Take an appropriate amount of sodium citrate repair solution (pH 6.0) or Tris-EDTA repair solution (pH 9.0) in a glass beaker (the repair solution can not pass the slice holder), after the repair solution is boiled, put the slices in it, Close the lid and continue to boil the repair solution for 15min. Cool naturally in a fume kitchen.

two. Antibody recognition and fluorescence photography

  1. Wash the slides 3 times with PBST, 3 minutes each time, absorb the PBST with absorbent paper, add normal goat serum onto the slides, and seal at room temperature for 30 minutes;
  2. Absorb the blocking solution with absorbent paper, do not wash, add enough diluted primary antibody dropwise to each slide and put it in the wet box, incubate at room temperature for 2-3h (or incubate overnight at four degrees); secondary antibody incubate at room temperature Overnight at 1h or 4°C. Note: Starting with the addition of fluorescent primary antibodies, all subsequent steps should be carried out in a dark place.
  3. Counterstaining nucleus: add DAPI and incubate in the dark for 5min to stain the specimen, PBST 5min × 4 times to wash away excess DAPI; 4. Absorb excess liquid on the slide with absorbent paper and quench with anti-fluorescence The mounting solution of the agent is mounted, and then observed and collected under a fluorescence microscope.

Troubleshooting FAQ

  1. What should I do with irregularly shaped bright spots captured by immunofluorescence microscopy?

Irregular and more bright spots are generally due to impurities or dust on the surface of the slide material, which can be avoided by adjusting the focal plane to the tissue.

  1. What is the method of channel switching during the photo?

First find the target position under white light, and adjust to the clearest focal length, and then switch to the fluorescent channel to shoot.

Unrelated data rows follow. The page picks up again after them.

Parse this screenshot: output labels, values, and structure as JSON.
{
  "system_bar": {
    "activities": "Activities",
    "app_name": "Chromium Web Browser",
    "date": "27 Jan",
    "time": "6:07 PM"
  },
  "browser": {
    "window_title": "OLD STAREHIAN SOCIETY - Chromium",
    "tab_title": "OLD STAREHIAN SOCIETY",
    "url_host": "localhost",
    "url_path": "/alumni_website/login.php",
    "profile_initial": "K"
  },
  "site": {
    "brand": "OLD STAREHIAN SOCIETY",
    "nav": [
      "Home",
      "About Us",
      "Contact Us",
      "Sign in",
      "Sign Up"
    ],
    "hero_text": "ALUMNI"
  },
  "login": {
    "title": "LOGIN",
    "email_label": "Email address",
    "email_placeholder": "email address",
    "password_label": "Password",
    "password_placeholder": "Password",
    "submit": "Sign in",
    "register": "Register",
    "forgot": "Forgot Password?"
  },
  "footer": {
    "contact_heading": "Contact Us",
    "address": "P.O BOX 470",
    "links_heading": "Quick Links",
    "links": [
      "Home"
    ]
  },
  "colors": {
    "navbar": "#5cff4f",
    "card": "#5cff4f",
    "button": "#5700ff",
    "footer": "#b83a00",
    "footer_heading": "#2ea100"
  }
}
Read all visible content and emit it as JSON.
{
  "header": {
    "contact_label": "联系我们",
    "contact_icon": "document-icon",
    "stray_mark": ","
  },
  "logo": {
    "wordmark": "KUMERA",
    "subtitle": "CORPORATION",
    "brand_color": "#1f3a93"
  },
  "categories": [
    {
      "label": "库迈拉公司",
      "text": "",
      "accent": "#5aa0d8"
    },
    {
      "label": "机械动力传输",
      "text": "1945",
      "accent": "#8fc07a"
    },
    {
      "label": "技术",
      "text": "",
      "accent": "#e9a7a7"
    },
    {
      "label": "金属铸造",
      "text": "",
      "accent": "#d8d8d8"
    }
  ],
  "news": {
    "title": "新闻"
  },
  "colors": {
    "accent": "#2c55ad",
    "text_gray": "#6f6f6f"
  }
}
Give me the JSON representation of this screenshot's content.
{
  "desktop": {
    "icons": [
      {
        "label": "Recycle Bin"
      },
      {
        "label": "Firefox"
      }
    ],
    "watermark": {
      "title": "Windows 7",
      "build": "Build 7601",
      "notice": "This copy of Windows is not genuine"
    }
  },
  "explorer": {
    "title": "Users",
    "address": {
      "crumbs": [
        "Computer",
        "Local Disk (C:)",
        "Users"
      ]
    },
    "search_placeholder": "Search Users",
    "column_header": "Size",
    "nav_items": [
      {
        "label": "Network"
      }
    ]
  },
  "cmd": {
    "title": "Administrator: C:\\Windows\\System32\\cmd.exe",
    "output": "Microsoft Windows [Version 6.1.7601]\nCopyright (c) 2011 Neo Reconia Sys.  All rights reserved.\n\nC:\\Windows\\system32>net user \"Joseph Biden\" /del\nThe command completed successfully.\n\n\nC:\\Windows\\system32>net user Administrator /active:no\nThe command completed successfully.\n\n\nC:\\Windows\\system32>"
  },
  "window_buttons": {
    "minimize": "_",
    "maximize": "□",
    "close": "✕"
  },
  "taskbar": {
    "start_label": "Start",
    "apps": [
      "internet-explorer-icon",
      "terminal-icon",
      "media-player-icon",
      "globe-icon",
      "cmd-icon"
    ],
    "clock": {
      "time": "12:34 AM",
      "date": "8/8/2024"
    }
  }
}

  1. How to avoid dye fading?

In order to reduce the degree of fading of some samples, it is recommended to use neutral density filters in the light path before the light reaches the excitation filter, thereby reducing the intensity of the excitation light. In other cases, the fading effect can be reduced by changing the pH of the mounting medium or by using anti-bleaching agents (a few more important agents are listed in Table 2). For digital imaging, microphotography or simple visual observation, changing the field of view quickly can also avoid the fading effect.

  1. What is the reason why the organization is clear in the process of taking pictures?

In the process of making tissue sections, there are some areas that are not firmly attached to the slides, and there is a tendency to take off the slide, resulting in the sample not on a focal plane, and a blurred image under the microscope.

  1. No staining of tissue cells

One case is experimental operation problems, including inaccurate experimental operation methods, stale experimental materials, antibody species and reactivity selection, and antibody quality problems. These can be eliminated by setting up positive and negative control experiments. The second situation is the protein expression problem. Like the “WB experiment without bands” mentioned in the previous issue, the IF experiment preparation stage also needs to consult a lot of data to initially confirm the spatiotemporal expression profile of the target protein (including expression amount, expression site, and stimulation conditions Wait).